2. `--template <directory>` searches that directory for the best filename or
   stem match to the recorded document.
3. If `--template` is omitted, the processor searches the recording's parent
   directory.
4. Legacy positional-template mode treats the last positional argument as a
   template file when it does not look like a recording path.

`--document` affects this process by telling the processor which recorded
document to treat as the target before template matching happens. It only
selects data already present in the recording.

If no matching template is found, processing still continues by falling back to
the recording snapshot as the reconstruction seed.

## Output Behavior

Normal user-facing output goes to `stderr`:

- time summaries
- suspicious-event summaries
- template mismatch diffs
- submitted-file comparison summaries
- warnings

Reconstructed code is written only when `--write` is used.

JSON output is written only when `--output-json` is used.

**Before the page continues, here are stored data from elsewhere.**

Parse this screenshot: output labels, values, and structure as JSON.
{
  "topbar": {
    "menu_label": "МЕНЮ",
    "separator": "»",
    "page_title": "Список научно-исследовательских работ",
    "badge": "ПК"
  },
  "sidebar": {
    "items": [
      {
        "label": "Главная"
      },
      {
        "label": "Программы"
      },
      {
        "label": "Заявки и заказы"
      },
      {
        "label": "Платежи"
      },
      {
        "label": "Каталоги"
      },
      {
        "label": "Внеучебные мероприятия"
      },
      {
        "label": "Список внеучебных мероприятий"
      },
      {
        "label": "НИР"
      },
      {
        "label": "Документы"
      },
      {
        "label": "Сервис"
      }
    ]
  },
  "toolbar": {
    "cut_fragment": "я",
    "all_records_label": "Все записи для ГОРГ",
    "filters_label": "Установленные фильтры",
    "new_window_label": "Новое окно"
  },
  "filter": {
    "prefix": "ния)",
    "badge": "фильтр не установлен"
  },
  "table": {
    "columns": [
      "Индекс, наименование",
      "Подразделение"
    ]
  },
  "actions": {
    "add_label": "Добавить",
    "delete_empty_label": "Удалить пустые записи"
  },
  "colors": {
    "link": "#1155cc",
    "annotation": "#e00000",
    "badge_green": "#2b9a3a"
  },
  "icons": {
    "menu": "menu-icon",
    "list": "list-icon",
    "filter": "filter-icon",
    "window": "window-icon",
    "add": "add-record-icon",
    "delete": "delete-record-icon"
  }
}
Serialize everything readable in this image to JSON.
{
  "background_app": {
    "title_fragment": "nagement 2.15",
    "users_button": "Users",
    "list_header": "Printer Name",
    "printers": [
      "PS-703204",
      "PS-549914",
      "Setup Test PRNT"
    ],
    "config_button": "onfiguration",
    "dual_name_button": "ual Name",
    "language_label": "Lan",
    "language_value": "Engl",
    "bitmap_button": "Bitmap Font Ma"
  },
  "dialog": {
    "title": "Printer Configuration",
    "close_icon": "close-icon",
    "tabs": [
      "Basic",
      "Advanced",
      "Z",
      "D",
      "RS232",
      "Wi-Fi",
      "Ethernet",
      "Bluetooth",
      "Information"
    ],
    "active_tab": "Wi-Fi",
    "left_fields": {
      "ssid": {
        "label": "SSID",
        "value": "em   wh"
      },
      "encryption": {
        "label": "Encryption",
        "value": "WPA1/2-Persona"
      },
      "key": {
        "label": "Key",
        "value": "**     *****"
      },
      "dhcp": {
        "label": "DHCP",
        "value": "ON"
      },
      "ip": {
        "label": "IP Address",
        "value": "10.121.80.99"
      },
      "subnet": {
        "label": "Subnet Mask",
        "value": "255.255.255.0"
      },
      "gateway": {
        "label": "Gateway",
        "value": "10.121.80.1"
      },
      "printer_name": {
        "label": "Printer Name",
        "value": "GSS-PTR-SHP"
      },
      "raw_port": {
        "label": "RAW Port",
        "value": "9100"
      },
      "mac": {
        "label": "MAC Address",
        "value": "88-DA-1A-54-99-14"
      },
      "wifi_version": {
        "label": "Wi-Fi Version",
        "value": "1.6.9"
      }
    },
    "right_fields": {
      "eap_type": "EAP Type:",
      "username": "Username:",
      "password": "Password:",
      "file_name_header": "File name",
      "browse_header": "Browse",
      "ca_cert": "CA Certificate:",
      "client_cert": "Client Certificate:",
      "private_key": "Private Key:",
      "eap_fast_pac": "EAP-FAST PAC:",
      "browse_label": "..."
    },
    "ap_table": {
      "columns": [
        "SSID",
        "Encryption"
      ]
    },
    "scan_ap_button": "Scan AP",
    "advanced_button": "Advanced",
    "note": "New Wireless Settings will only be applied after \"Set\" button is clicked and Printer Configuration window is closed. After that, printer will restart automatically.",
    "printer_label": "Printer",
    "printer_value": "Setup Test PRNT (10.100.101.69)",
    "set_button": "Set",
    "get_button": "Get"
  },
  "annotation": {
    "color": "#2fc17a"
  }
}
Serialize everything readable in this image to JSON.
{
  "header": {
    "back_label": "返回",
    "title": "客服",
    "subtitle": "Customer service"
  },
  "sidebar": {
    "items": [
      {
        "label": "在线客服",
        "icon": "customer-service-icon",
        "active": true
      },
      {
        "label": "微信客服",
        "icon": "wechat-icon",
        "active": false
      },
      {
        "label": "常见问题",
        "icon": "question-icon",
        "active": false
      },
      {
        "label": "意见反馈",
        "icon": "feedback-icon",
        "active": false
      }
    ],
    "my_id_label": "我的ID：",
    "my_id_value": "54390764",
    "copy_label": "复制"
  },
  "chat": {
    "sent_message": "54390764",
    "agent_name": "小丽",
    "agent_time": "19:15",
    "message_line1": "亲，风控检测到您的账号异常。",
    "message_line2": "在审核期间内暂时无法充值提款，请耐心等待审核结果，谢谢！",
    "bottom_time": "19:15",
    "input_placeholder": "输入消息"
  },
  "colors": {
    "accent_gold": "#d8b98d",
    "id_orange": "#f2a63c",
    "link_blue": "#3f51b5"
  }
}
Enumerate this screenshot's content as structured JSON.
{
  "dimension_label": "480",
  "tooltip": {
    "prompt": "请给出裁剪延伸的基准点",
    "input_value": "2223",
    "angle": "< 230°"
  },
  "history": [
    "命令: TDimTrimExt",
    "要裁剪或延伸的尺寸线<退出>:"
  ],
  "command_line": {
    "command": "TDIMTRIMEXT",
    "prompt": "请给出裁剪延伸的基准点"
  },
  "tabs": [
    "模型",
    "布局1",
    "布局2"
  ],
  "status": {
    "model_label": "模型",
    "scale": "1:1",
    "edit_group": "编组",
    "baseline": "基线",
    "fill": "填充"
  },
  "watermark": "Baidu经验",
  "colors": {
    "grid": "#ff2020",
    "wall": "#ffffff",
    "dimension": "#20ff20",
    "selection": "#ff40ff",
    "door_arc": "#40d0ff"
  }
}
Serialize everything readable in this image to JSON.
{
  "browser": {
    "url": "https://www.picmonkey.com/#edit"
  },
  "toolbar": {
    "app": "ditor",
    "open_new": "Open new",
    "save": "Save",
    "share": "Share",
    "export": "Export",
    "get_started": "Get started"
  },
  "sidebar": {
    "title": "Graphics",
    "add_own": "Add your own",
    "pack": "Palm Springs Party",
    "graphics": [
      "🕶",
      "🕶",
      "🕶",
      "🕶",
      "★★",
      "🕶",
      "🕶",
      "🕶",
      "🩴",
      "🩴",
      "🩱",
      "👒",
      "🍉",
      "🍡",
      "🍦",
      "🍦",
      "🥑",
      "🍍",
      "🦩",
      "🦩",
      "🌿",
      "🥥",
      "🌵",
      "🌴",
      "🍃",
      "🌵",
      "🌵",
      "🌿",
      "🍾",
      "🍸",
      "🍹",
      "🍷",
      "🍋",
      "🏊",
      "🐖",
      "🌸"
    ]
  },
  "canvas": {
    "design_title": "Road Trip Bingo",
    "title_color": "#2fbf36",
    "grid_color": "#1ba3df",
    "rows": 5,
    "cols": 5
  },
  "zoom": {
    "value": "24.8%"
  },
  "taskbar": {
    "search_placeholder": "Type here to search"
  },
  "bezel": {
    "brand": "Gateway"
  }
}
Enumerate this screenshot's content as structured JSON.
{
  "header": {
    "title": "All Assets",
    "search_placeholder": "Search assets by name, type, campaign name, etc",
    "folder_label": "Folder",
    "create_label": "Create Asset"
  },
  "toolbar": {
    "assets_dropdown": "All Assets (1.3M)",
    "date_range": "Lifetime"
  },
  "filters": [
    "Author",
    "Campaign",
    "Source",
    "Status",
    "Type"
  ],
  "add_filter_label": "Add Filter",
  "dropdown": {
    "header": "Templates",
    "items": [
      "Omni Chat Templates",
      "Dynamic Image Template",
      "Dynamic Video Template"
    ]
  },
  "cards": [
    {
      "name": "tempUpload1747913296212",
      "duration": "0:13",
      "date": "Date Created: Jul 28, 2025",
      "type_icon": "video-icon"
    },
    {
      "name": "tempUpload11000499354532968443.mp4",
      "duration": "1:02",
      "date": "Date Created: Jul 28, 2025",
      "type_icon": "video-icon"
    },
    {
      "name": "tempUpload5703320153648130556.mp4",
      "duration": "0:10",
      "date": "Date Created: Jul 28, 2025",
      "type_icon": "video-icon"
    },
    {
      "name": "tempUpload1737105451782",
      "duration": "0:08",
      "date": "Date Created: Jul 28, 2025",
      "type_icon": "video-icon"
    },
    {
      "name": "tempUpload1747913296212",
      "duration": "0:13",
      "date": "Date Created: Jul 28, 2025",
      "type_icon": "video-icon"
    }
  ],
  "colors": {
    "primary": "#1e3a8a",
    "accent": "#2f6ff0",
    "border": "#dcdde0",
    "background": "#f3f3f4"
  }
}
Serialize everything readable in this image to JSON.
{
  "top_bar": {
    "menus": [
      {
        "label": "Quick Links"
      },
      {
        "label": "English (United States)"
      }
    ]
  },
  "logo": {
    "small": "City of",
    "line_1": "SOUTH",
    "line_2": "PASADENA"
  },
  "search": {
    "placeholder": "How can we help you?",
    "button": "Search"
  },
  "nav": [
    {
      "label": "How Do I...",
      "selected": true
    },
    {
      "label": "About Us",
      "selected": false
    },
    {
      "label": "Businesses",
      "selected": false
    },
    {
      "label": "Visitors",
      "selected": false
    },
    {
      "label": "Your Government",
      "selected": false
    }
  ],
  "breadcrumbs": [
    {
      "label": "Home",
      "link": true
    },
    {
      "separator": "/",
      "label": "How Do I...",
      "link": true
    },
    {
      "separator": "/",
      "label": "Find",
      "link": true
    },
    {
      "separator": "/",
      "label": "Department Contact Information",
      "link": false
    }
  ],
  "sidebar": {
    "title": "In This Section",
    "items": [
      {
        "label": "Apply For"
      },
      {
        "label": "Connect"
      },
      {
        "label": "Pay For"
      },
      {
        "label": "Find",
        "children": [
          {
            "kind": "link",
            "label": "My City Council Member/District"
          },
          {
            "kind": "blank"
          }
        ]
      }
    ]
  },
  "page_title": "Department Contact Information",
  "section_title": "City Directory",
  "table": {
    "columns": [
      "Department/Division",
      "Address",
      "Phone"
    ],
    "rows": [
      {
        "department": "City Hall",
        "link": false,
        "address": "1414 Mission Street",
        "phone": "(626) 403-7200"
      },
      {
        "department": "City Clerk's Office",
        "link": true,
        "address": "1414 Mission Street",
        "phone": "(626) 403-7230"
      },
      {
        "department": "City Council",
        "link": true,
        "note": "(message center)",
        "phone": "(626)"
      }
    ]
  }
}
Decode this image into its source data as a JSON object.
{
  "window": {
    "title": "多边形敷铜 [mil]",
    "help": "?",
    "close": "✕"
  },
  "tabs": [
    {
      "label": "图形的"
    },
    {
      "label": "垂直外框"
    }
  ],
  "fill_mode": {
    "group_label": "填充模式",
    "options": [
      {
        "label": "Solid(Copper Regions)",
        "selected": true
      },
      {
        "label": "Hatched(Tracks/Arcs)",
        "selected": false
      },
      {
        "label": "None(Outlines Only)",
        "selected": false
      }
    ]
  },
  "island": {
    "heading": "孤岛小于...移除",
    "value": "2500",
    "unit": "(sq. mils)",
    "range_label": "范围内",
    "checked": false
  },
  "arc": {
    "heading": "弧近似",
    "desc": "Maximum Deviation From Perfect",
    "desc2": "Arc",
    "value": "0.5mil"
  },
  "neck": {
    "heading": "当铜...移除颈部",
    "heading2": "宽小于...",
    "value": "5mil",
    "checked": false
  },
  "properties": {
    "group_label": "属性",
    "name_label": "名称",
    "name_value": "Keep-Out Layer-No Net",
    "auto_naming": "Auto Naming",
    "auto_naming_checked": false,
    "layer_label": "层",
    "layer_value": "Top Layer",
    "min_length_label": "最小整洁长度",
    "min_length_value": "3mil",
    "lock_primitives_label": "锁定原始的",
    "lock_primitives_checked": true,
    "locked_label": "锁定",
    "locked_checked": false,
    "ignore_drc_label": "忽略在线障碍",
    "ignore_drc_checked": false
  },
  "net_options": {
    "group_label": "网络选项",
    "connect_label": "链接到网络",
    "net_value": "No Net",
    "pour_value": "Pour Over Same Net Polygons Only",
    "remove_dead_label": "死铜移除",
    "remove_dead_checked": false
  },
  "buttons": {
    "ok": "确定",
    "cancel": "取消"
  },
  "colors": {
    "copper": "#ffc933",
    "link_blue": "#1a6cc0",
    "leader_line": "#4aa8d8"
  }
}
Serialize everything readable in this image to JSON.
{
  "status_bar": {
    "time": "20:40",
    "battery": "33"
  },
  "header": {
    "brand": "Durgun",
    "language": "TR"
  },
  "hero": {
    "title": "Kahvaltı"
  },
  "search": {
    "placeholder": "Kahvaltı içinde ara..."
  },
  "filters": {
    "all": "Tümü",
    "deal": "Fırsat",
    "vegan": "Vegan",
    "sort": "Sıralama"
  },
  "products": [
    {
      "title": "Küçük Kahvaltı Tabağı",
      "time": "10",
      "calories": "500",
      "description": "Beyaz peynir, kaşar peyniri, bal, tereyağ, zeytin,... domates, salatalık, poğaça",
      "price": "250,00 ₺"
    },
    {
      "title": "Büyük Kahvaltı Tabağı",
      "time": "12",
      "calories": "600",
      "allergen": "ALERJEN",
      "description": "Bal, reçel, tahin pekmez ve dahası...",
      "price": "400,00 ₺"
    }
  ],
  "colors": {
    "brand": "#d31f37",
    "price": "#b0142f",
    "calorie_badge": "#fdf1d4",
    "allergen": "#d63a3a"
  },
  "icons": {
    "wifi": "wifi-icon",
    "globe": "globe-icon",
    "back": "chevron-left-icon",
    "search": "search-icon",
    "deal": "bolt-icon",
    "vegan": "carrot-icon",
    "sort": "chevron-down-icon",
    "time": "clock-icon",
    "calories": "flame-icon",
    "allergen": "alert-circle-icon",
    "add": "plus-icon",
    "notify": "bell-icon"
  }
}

## Suspicious Activity Detection

The processor currently reports:

- large multi-line external pastes
- rapid clusters of pasted lines within one second as an AI indicator
- time-limit violations for single recordings and combined batch activity

These checks are heuristic. They are intended to surface recordings for review,
not to act as a standalone disciplinary decision engine.

## Development

Run tests:

```bash
uv run pytest -q
```

Run the bundled example recording:

```bash
uv run cr_proc recordings/cs111-homework0/cs111-homework0-ISC.recording.jsonl.gz
```

## CI and Release

GitHub Actions uses `uv`, not Poetry.

- CI installs dependencies with `uv sync --locked --dev`.
- CI currently runs on Python `3.11` and `3.14`.
- The publish workflow builds distributions with `uv build`.

## Repository Fixtures

The bundled recordings are documented in
[`recordings/README.md`](/Volumes/Developer/cs111/code_recorder_processor/recordings/README.md).
Those files are useful for regression tests and examples, but some were created
with older recorder versions and intentionally exercise compatibility paths.